Rwanda: ten years after the genocide. Two teenaged boys walk the road. One has a machete.
That machete, its mere existence, creates enough tension to turn what might be another ethnographic bore into an immersive and compelling story about these boys, about Rwanda, about Africa, about humanity's compulsion to divide into groups and find reasons to kill its own. This beautiful film draws us so completely into its world that we can sit, rapt, watching a family hoeing a field or two people repairing a wall. With the machete in the back of our minds, our attention never wanders. Surely, that's enough to commend the film. But MUNYURANGABO does more. It lays bare the heart of Rwanda, celebrates its culture, laments its past, and hopes for its future. Toward the end of the film, a poet looks at the camera and recites his work, a painful yet hopeful verse about where his country has been, where it is, and where it can go. The poet delivers his recitation in Kinyarwanda, the nation's language, and I came to believe that Kinyarwandan has a place among the world's most beautiful spoken tongues.
Do not miss this film.
Sunday, November 08, 2009
How do I say no to a Vikings and Aliens vs. Monsters movie (scratch that - *the* Vikings and Aliens vs. monsters movie), especially when it features Ron Perlman, John Hurt, and Jim Caviezel? And what's this? The monster lives under a lake? And it's - wait for it - it's a mom? And the alien Outlander (Jim Caviezel) has to ... hey, wait a minute, I read this book in the seventh grade!

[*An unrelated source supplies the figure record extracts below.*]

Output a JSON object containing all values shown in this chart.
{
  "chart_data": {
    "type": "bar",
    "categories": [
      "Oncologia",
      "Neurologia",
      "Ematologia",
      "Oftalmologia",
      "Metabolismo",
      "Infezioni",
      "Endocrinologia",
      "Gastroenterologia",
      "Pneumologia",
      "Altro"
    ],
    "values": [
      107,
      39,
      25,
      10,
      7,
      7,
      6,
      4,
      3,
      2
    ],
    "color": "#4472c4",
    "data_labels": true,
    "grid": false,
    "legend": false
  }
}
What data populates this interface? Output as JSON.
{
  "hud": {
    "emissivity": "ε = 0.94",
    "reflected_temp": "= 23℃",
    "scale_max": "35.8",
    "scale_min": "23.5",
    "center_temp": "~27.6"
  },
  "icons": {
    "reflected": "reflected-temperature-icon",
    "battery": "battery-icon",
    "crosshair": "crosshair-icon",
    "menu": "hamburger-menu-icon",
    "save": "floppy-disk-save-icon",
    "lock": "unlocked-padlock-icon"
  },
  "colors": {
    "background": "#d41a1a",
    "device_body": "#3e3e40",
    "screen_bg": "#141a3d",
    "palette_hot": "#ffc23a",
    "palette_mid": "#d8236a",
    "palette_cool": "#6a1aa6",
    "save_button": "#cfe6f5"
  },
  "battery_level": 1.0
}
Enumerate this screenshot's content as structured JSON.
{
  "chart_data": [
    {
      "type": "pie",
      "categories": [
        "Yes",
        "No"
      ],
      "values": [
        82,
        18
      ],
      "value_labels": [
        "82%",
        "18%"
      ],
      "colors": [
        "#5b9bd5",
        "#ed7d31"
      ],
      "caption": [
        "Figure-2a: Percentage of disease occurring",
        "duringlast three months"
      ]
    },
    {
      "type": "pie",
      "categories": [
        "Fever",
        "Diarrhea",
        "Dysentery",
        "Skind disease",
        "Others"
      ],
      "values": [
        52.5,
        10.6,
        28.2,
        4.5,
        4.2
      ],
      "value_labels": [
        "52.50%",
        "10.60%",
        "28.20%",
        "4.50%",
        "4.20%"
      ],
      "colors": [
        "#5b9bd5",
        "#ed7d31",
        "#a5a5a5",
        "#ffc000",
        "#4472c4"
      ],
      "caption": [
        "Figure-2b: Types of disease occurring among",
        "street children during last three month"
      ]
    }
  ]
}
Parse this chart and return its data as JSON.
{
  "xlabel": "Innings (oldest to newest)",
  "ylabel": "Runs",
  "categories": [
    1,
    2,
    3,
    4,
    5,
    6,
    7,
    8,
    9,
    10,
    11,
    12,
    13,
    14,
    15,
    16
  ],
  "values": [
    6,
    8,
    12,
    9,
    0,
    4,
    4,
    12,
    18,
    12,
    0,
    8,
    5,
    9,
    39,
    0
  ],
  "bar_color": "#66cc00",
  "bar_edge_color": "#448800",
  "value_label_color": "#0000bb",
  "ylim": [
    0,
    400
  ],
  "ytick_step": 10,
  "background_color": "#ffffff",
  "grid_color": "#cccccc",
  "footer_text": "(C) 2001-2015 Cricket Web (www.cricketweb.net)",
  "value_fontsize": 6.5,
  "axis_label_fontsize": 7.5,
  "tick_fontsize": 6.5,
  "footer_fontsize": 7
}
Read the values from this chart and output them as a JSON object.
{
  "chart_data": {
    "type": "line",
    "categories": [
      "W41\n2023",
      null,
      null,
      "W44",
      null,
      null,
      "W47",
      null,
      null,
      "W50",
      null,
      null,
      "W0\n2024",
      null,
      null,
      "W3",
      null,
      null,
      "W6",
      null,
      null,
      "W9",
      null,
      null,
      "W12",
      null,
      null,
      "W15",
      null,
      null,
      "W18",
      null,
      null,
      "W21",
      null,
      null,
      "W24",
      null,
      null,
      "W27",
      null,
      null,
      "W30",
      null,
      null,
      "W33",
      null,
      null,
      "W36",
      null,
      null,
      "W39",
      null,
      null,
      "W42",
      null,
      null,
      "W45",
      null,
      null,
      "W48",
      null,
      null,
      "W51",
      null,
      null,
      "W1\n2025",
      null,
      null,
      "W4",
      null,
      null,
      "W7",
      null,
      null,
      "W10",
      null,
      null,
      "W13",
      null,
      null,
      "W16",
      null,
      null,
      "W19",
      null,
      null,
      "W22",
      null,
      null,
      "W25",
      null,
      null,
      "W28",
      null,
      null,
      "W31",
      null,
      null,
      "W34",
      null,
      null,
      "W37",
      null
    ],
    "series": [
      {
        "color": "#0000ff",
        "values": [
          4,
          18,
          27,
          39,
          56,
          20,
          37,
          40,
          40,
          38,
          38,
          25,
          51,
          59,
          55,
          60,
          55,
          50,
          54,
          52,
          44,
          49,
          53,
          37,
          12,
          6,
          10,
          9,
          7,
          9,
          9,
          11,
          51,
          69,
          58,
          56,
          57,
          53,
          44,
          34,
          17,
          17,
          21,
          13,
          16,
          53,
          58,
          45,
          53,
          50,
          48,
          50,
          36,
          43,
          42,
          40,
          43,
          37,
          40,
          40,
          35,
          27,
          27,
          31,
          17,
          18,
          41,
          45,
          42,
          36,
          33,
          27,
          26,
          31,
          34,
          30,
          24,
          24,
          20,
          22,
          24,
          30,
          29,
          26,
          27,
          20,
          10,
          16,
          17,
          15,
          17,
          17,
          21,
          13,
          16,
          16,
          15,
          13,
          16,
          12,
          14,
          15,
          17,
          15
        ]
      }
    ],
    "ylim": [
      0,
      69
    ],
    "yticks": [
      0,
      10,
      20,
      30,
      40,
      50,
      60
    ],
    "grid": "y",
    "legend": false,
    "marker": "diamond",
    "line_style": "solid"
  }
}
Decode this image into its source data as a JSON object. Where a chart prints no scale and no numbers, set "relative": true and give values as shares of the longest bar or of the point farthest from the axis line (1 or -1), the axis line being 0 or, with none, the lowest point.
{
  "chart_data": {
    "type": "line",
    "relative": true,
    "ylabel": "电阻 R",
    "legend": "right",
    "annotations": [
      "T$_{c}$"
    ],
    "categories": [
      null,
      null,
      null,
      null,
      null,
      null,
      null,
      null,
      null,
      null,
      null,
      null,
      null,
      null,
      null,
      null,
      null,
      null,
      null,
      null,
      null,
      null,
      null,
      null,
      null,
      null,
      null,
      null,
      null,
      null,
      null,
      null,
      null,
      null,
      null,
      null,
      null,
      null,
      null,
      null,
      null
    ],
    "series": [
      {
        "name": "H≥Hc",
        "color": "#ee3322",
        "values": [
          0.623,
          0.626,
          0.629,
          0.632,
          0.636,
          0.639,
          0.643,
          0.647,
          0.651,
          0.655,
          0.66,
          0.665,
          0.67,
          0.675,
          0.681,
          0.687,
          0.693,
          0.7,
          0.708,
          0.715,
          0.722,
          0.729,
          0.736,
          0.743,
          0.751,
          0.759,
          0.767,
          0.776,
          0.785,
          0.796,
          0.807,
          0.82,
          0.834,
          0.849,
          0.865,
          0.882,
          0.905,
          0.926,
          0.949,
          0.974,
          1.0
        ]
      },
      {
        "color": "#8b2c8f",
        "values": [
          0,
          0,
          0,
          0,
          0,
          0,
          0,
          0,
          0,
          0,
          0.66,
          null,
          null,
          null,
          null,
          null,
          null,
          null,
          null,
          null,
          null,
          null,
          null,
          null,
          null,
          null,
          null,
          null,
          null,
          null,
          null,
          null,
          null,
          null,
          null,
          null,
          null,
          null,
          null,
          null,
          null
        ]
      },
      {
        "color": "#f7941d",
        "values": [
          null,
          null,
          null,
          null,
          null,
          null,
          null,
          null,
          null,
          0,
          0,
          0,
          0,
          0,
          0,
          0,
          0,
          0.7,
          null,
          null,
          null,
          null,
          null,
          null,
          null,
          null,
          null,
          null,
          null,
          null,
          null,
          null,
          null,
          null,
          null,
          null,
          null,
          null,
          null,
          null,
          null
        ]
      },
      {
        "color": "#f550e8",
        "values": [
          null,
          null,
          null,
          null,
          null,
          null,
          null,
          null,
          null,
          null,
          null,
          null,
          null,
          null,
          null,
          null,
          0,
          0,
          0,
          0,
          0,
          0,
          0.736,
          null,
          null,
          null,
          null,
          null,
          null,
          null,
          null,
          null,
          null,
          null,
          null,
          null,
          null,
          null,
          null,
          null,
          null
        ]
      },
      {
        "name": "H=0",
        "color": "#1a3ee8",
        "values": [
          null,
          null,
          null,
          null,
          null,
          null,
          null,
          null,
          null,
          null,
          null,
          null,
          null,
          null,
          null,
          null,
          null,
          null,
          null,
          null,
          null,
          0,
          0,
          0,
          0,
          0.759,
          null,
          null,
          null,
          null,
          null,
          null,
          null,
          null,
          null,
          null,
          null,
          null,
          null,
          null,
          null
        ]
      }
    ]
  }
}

That's right, folks, OUTLANDER is _Beowulf_. With spaceships. Friends, you can't screw this up.
And the people behind this movie didn't screw it up; not really. In fact, if you gave me fifty million dollars, some time, and some freedom, I couldn't make a Beowulf with Spaceships movie as good as OUTLANDER. If you gave me a decade or so to learn the craft, fifty million dollars, some time, and some freedom, however, I could probably make a Beowulf with Spaceships movie as good as OUTLANDER. This is a professional film: the script is tight, the photography pretty, the monster well-designed and realized, and the acting fine. But it's an average work by average professionals. It has no soul. Its story is too tight. Its sound design and score merely echo, not underline or expand. Its editing is so pedestrian that it seems like it came from a textbook. It's like some guy pitched "Vikings and Aliens vs. Monsters from the Public Domain," everyone got excited, and then they just sorta thought they could cruise by on the concept.
And they sorta do. I mean, really, y'know, it's fine. If you like monsters, aliens, Vikings, and epic poetry, it'll be right up your alley. But at the end of the day, it's no "Forth he fared at the fated moment, sturdy Scyld to the shelter of God."